Comer carne roja de vez en cuando es aconsejable debido a las grandes cantidades de proteínas y hierro que le aporta a nuestro organismo, pero conviene evitarla por la noche antes de ir a dormir. ¿La razón? Es demasiado pesada y complicada de digerir, por lo que todo el sistema digestivo tendrá que encargarse de procesarla y la gran sensación de llenura complicará el sueño y el buen descanso. Lo mejor es dejar ese apetitoso filete o chuletón para disfrutarlo a la hora de la comida.

 

Pasta

Si no quieres ganar unos kilitos, la pasta es uno de los alimentos que más debes evitar antes de ir a dormir.

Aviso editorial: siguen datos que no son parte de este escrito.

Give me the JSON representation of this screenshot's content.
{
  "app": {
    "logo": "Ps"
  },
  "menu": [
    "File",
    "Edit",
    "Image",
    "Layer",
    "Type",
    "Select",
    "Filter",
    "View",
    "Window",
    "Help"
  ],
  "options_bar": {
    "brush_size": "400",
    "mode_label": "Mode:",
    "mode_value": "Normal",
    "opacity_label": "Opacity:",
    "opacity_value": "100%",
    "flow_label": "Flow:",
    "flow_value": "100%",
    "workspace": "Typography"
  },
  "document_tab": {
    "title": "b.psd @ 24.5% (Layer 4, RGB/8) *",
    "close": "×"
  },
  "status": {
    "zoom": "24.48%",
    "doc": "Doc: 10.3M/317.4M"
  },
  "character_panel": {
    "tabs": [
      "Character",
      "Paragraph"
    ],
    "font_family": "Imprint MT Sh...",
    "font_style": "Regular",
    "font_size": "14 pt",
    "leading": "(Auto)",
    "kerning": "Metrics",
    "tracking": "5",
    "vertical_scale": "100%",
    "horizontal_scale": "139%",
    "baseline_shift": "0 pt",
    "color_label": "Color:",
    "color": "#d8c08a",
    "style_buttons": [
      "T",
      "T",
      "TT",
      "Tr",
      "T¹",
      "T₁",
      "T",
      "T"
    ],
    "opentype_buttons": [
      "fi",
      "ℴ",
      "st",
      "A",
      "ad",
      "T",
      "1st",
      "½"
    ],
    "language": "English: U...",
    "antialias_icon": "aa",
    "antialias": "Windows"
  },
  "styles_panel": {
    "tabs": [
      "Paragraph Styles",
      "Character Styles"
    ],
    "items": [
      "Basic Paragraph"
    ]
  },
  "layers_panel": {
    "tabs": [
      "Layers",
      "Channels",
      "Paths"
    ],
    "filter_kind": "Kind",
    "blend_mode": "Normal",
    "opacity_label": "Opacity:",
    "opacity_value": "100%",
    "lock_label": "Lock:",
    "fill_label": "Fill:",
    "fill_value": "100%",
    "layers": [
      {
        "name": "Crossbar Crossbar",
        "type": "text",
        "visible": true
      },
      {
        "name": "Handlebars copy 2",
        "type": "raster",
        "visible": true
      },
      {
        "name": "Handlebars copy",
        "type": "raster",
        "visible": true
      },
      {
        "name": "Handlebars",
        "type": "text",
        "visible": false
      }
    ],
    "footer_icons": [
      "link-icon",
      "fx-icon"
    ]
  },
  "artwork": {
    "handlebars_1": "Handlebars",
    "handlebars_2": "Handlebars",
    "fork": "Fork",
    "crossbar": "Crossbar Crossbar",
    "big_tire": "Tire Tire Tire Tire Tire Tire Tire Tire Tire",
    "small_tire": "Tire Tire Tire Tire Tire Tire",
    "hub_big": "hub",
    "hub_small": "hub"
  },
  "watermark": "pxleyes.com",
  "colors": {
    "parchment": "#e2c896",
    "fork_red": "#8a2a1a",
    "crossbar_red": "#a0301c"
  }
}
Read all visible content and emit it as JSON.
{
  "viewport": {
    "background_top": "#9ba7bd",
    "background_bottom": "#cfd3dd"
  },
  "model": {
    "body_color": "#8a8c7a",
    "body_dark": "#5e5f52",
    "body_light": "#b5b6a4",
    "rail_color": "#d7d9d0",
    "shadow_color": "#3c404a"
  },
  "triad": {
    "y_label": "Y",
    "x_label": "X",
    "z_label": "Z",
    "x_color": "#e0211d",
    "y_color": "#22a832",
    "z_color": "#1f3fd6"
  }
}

Piensa que un plato de macarrones o espaguetis supone un gran aporte de carbohidratos, los cuales no quemarás durante la noche y se convertirán en grasa al no realizar ningún tipo de actividad física. Para aprovechar al máximo la energía que proporciona este alimento, sigue los consejos que te damos en el artículo Cuál es la mejor hora para comer carbohidratos.

 

Pizza

Diez o quince minutos al horno son suficientes para tener lista una deliciosa y sabrosa pizza sobre la mesa. Y aunque se trata de una de las cenas rápidas más populares, debemos saber que no conviene comerla antes de irnos a la cama. Se trata de una comida muy grasa y poco ligera que a nuestro sistema digestivo le costará muchísimo procesar, pero además contiene ingredientes con elevados niveles de acidez, como el tomate, que aumentan las posibilidades de tener problemas de ardores estomacales en las horas siguientes.

 

Lechuga

Aunque pueda sorprendernos, la lechuga a pesar de ser un alimento saludable y repleto de nutrientes no es una buena opción para consumirlo por la noche. Contiene altas cantidades de fibra insoluble que requieren de un proceso de digestión bastante largo, ya que deben fermentar en el estómago. Y no solo esto, también aumenta el riesgo de tener gases intestinales, hinchazón y eructos.

 

Snacks y patatas fritas

Tanto los snacks como las patatas fritas son muy ricos en calorías, por lo que un consumo habitual no es adecuado en la dieta ni por el día ni por la noche. No obstante, si a ello le sumamos que contienen una elevada concentración de glutamato monosódico, se convierten en una bomba de relojería para antes de irse a dormir, pues esta sustancia provoca trastornos del sueño y no favorece el descanso.

 

Cereales con leche

Son muchos los que creen que un tazón de cereales con leche es una cena ligera ideal para tomarla por la noche justo antes de acostarse. Y nada más lejos de la realidad, es una preparación con muchísimos azúcares y carbohidratos que al relajarnos y no movernos, se transformarán en grasa rápidamente. Además, la leche al contener lactosa puede ocasionar problemas digestivos que dificulten el sueño. En el caso de que seas intolerante a la lactosa, es importante que compres leche sin lactosa o sustituirla por otras leches de origen vegetal que son muy saludables.

 

Chocolate

Comer una pequeña onza de chocolate no tiene por qué ser contraproducente, el problema está en que este dulce nos resulta tan adictivo que difícilmente podemos parar de comerlo fácilmente. Además de las calorías de más que se traducirán en un mayor almacenamiento de grasa, el chocolate negro contiene cafeína y sustancias estimulantes que no te permitirán relajarte fácilmente y disfrutar de un descanso placentero durante la noche.

 

Alimentos o comidas picantes

Finalizamos la lista de alimentos que no debes comer antes de dormir con aquellos ingredientes o salsas picantes. Cuando consumimos este tipo de alimentos, nuestra temperatura corporal aumenta considerablemente y esto hace que la calidad del sueño se vea perjudicada. Además, su composición no es muy beneficiosa para el sistema digestivo y puede dar lugar a la aparición de acidez, ardores o reflujo. Teniendo todo esto en cuenta, lo mejor es evitar tomar comidas picantes durante las horas previas a irnos a la cama.